Un élu de l’AfD est accusé d’avoir touché de l’argent de la Russie
Selon un média tchèque, le parlementaire fédéral aurait perçu de l’argent par un réseau de propagande russe avant d’accorder un entretien. L’affaire intervient dans un contexte déjà tendu pour le parti d’extrême droite
Il y a encore quelques jours, Petr Bystron était méconnu du grand public allemand. Cela vient de changer. Depuis le 3 avril, cet élu fédéral, membre du parti d’extrême droite Alternative pour l’Allemagne (AfD) et numéro deux sur la liste de ce même parti aux élections européennes du 9 juin, est soupçonné d’avoir perçu de l’argent de la Russie.
L’information a été révélée par le journal tchèque Denik N, qui cite des sources ministérielles et évoque une rémunération pour une interview donnée au média prorusse Voice of Europe. Fin mars, les services de renseignement de République tchèque avaient mis à jour un vaste réseau de propagande dirigé et financé par la Russie. Pierre angulaire de ce réseau et basé à Prague, Voice of Europe a depuis été mis à l’arrêt.
«Tous ceux qui s’engagent pour la paix et contre la poursuite de la guerre en Ukraine sont diffamés comme étant des agents russes» PETR BYSTRON, DÉPUTÉ ALLEMAND
«Le sommet de l’iceberg»
Petr Bystron ne serait pas le seul concerné. Les autorités tchèques évoquent plusieurs centaines de milliers d’euros versés à des eurodéputés français, belges, hongrois, néerlandais et polonais. «Je suis persuadée que ce que nous savons actuellement n’est que le sommet de l’iceberg», commentait vendredi la vice-présidente du Parlement européen, Vera Jourova.
Déjà affaiblie par les révélations d’une réunion secrète en novembre entre certains de ses représentants et des membres de la Mouvance identitaire, la direction de l’AfD se montre mal à l’aise face à ce nouveau scandale. Ses deux coprésidents ont adressé un ultimatum à Petr Bystron pour s’expliquer et évoqueront son cas ce lundi.

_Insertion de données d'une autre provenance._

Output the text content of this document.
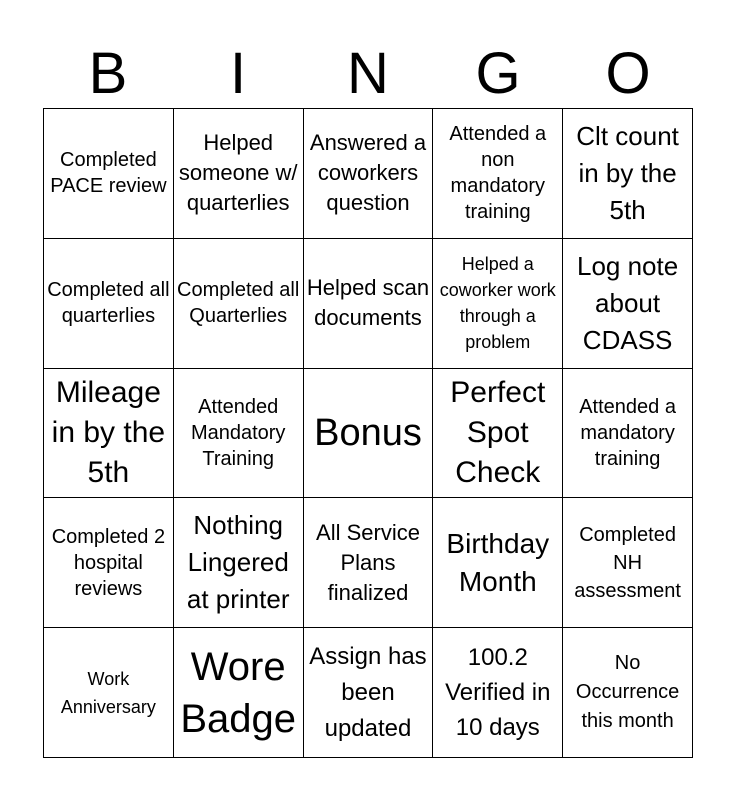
B	I	N	G	O
Completed PACE review
Helped someone w/ quarterlies
Answered a coworkers question
Attended a non mandatory training
Clt count in by the 5th
Completed all quarterlies
Completed all Quarterlies
Helped scan documents
Helped a coworker work through a problem
Log note about CDASS
Mileage in by the 5th
Attended Mandatory Training
Bonus
Perfect Spot Check
Attended a mandatory training
Completed 2 hospital reviews
Nothing Lingered at printer
All Service Plans finalized
Birthday Month
Completed NH assessment
Work Anniversary
Wore Badge
Assign has been updated
100.2 Verified in 10 days
No Occurrence this month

Quant à la tête de liste de l’AfD aux européennes, Maximilian Krah, il a déconseillé à son collègue de faire campagne, le temps que cette affaire soit éclaircie.
Voyages tous frais payés en Russie
L’intéressé, lui, rejette les accusations. Dans une lettre, il explique n’avoir «à aucun moment reçu de paiements en espèces ou en cryptomonnaies» de la part de ce réseau d’information et estime que «tous ceux qui s’engagent pour la paix et contre la poursuite de la guerre en Ukraine sont diffamés comme étant des agents russes». Détenteur de la double nationalité allemande et tchèque, Petr Bystron ne s’étonne pas que cette «campagne de diffamation» provienne du chef du gouvernement de Prague, «l’un des plus fervents partisans de la poursuite de la guerre en Ukraine».
Contrairement au parti d’extrême droite français Rassemblement national, qui avait contracté plusieurs prêts auprès d’une banque russe dans les années 2010, aucune preuve de financement, légal ou illégal, par la Russie n’a à ce jour été établie concernant l’AfD. Cette affaire pourrait donc être une première. «Certains liens sont depuis longtemps peu clairs», note le politologue Kai Arzheimer de l’Université de Mayence. «Des personnalités de l’AfD sont régulièrement invitées en Russie, leurs voyages sont payés. Il y a certainement des avantages financiers pour certains membres», relève cet expert au Temps.
Risques d’espionnage
Sur le front idéologique, en revanche, les liens ne sont plus à démontrer, même si une minorité au sein de l’AfD soutient l’Ukraine. En 2013, lors de sa fondation, l’AfD n’était pas spécifiquement pro-russe, mais tout a changé avec l’invasion de la Crimée, puis avec le remplacement des fondateurs libéraux du parti par des personnalités plus radicales et, enfin, avec l’invasion de l’Ukraine en 2022. Se présentant comme le parti de la paix, l’AfD prône l’arrêt des livraisons d’armes à Kiev, la reprise des livraisons de gaz russe et la levée des sanctions contre la Russie qui, selon elle, défavorisent l’économie allemande.
«L’un des éléments clés est aussi une certaine admiration pour Poutine et son leadership autoritaire», constate Kai Arzheimer, qui note aussi des points communs «sur le rejet des droits des minorités en général et de l’égalité hommes-femmes».
Porte-voix indiscutable de la Russie en Allemagne, l’AfD est aussi de plus en plus perçue comme un facteur de risque en termes d’espionnage au profit du Kremlin. Pour preuve, les liens entretenus par un membre du parti et un agent double poursuivi par la justice berlinoise pour divulgation d’informations à Moscou. Autant dire qu’à trois mois des élections européennes, l’AfD se serait bien passée d’un nouveau scandale.